Mammoth Vs. Mastodon

Elephants are some of the most iconic animals on Earth. They are the largest of all terrestrial mammals and have been a facet of human culture for thousands of years. Even their prehistoric relatives, the mammoths and mastodons, are well-known to the general public. To most people, the differences between mammoths and mastodons are trivial. What’s one prehistoric elephant to another, right? Wrong! Despite looking similar and coexisting in some parts of the world, mammoths and mastodons are two very different animals. 

Elephantine Introduction

Elephants, mammoths and mastodons all belong to a group of animals known as Proboscideans. The word “proboscidean” is derived from the word “proboscis” and is a reference to what is perhaps the most distinguishing feature of the group, the trunk. This muscular organ is a fusion of nose and upper lip and serves many functions. Proboscideans are also distinguished form other animals by their prominent tusks, which are larger and more pronounced in the males. Unlike the tusks of most animals, proboscidean tusks are derived from incisor teeth rather than canines. Members of this group rank among the largest land mammals to ever exist including the very largest, the Asian straight-tusked elephant, Palaeoloxodon namadicus. While only three species are alive today, there have been a wide variety of proboscideans over the course of geologic time. Some of them had tusks that pointed downwards out of the chin, others had flattened tusks that resembled shovels and elongated lower jaws, some had tusks in the lower and well as the upper jaw. One type, Stegodon, even had tusks so close together it had to hold its trunk off to the side!


Mammoths are perhaps the most recognizable prehistoric animal after the dinosaurs. Most people are familiar with the woolly mammoth, Mammuthus primigenius, but this is only a single species. Of all proboscideans, the mammoths are the most closely related to modern elephants and first evolved about 5 million years ago. Some species stood over 13 feet at the shoulder and could weigh 10 tons or more. The had long legs to help them efficiently traverse the open grasslands and plains they preferred. Like modern elephants, mammoths were herbivores with enormous, grinding molars designed for coping with a grass-heavy grazing diet. Their domed foreheads supported immense chewing muscles needed to process tough, abrasive foods. Only one tooth was exposed in each part of the jaw at a time and as it wore down, it would be replaced by the tooth immediately behind it. Mammoth tusks were much longer than those of their living cousins, measuring up to 14 feet and weighing over 200 pounds each and had tips that tended to curl inwards. This would have allowed males to engage in violent shoving matches during the breeding season, and there is even one fossil of two bulls with their tusks locked together.
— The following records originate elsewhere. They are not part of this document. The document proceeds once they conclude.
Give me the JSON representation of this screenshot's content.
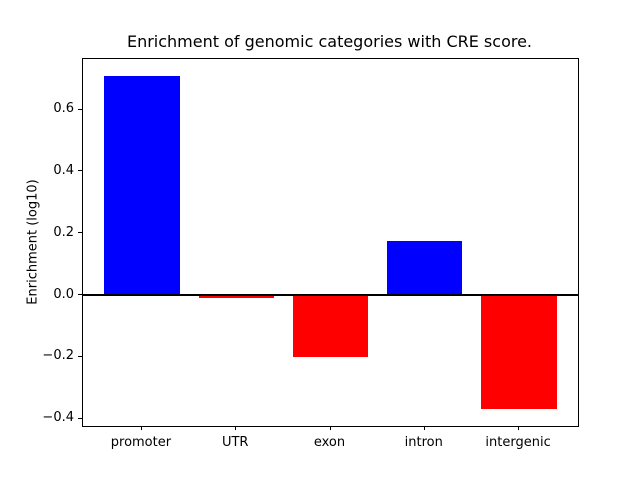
{
  "chart_data": {
    "type": "bar",
    "title": "Enrichment of genomic categories with CRE score.",
    "xlabel": "",
    "ylabel": "Enrichment (log10)",
    "categories": [
      "promoter",
      "UTR",
      "exon",
      "intron",
      "intergenic"
    ],
    "values": [
      0.71,
      -0.01,
      -0.2,
      0.175,
      -0.37
    ],
    "bar_colors": [
      "#0000ff",
      "#ff0000",
      "#ff0000",
      "#0000ff",
      "#ff0000"
    ],
    "positive_color": "#0000ff",
    "negative_color": "#ff0000",
    "ylim": [
      -0.424,
      0.764
    ],
    "yticks": [
      {
        "value": -0.4,
        "label": "−0.4"
      },
      {
        "value": -0.2,
        "label": "−0.2"
      },
      {
        "value": 0.0,
        "label": "0.0"
      },
      {
        "value": 0.2,
        "label": "0.2"
      },
      {
        "value": 0.4,
        "label": "0.4"
      },
      {
        "value": 0.6,
        "label": "0.6"
      }
    ],
    "zero_line": true,
    "grid": false,
    "legend": null,
    "plot_bg": "#ffffff"
  }
}
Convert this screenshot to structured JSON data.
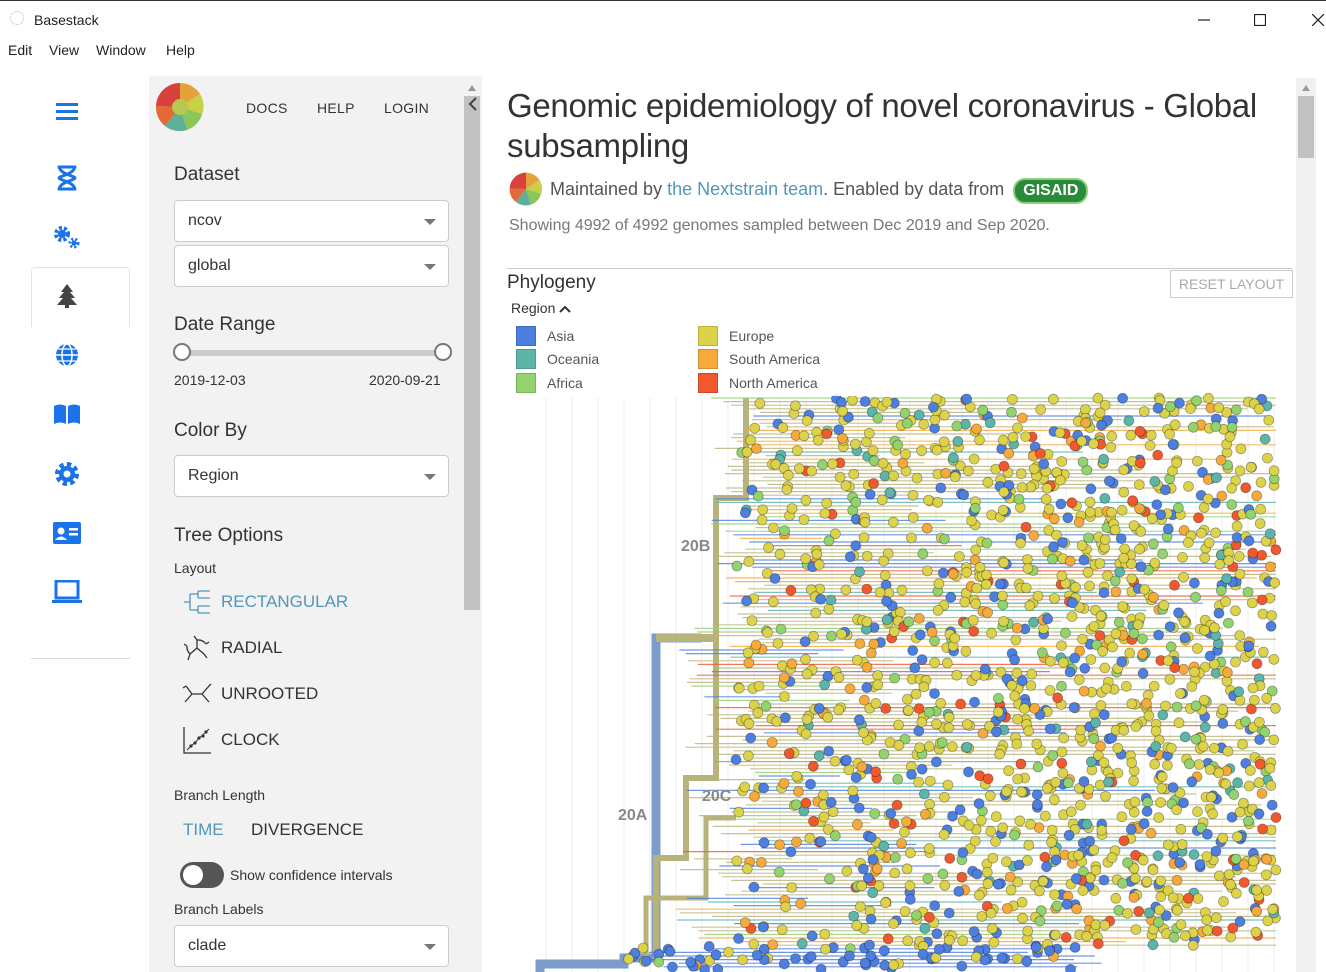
{
  "window": {
    "title": "Basestack"
  },
  "menu": [
    "Edit",
    "View",
    "Window",
    "Help"
  ],
  "nav_icons": [
    "menu-icon",
    "dna-icon",
    "gears-icon",
    "tree-icon",
    "globe-icon",
    "book-icon",
    "settings-icon",
    "id-card-icon",
    "laptop-icon"
  ],
  "sidebar": {
    "links": [
      "DOCS",
      "HELP",
      "LOGIN"
    ],
    "dataset_title": "Dataset",
    "dataset_values": [
      "ncov",
      "global"
    ],
    "date_range_title": "Date Range",
    "date_min": "2019-12-03",
    "date_max": "2020-09-21",
    "color_by_title": "Color By",
    "color_by_value": "Region",
    "tree_options_title": "Tree Options",
    "layout_label": "Layout",
    "layouts": [
      "RECTANGULAR",
      "RADIAL",
      "UNROOTED",
      "CLOCK"
    ],
    "selected_layout": "RECTANGULAR",
    "branch_length_label": "Branch Length",
    "branch_length_options": [
      "TIME",
      "DIVERGENCE"
    ],
    "selected_branch_length": "TIME",
    "confidence_label": "Show confidence intervals",
    "confidence_on": false,
    "branch_labels_label": "Branch Labels",
    "branch_labels_value": "clade"
  },
  "main": {
    "title": "Genomic epidemiology of novel coronavirus - Global subsampling",
    "maintained_prefix": "Maintained by ",
    "maintained_link": "the Nextstrain team",
    "enabled_text": ". Enabled by data from ",
    "gisaid": "GISAID",
    "showing": "Showing 4992 of 4992 genomes sampled between Dec 2019 and Sep 2020.",
    "panel_title": "Phylogeny",
    "reset_label": "RESET LAYOUT",
    "legend_title": "Region",
    "legend": [
      {
        "name": "Asia",
        "color": "#4C7FE0"
      },
      {
        "name": "Oceania",
        "color": "#5BB5A9"
      },
      {
        "name": "Africa",
        "color": "#92D36E"
      },
      {
        "name": "Europe",
        "color": "#DDD34A"
      },
      {
        "name": "South America",
        "color": "#F7AA3C"
      },
      {
        "name": "North America",
        "color": "#F2582D"
      }
    ],
    "clade_labels": [
      "20B",
      "20C",
      "20A"
    ]
  }
}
Mastodons were only distantly related to modern elephants and first appeared in the fossil record about 30 million years ago. Compared to mammoths and elephants, they have shorter legs, a longer torso, and a lower skull. However, due to their robust build they could weigh just as much as mammoth despite being several feet shorter. Such a big, bulky body was well-designed for pushing through thick vegetation, as mastodons were generally found in more heavily forested habitats than mammoths. Instead of consisting of enameled ridges cemented together, mastodon molars were low and had prominent cusps; the name “mastodon” means “breast-tooth” in reference to the nipplelike shape of these cusps. This indicates they were primarily browsers feeding on leaves and branches. Mastodons had two molars exposed at a time and as a result, wore down their teeth at a greater rate and had slightly shorter lifespans than mammoths or elephants (closer to 40 years rather than 60 or more). Their tusks were curved with forward-facing points and fossil evidence suggests that males used their tusks to gore each other in territorial fights, sometimes fatally.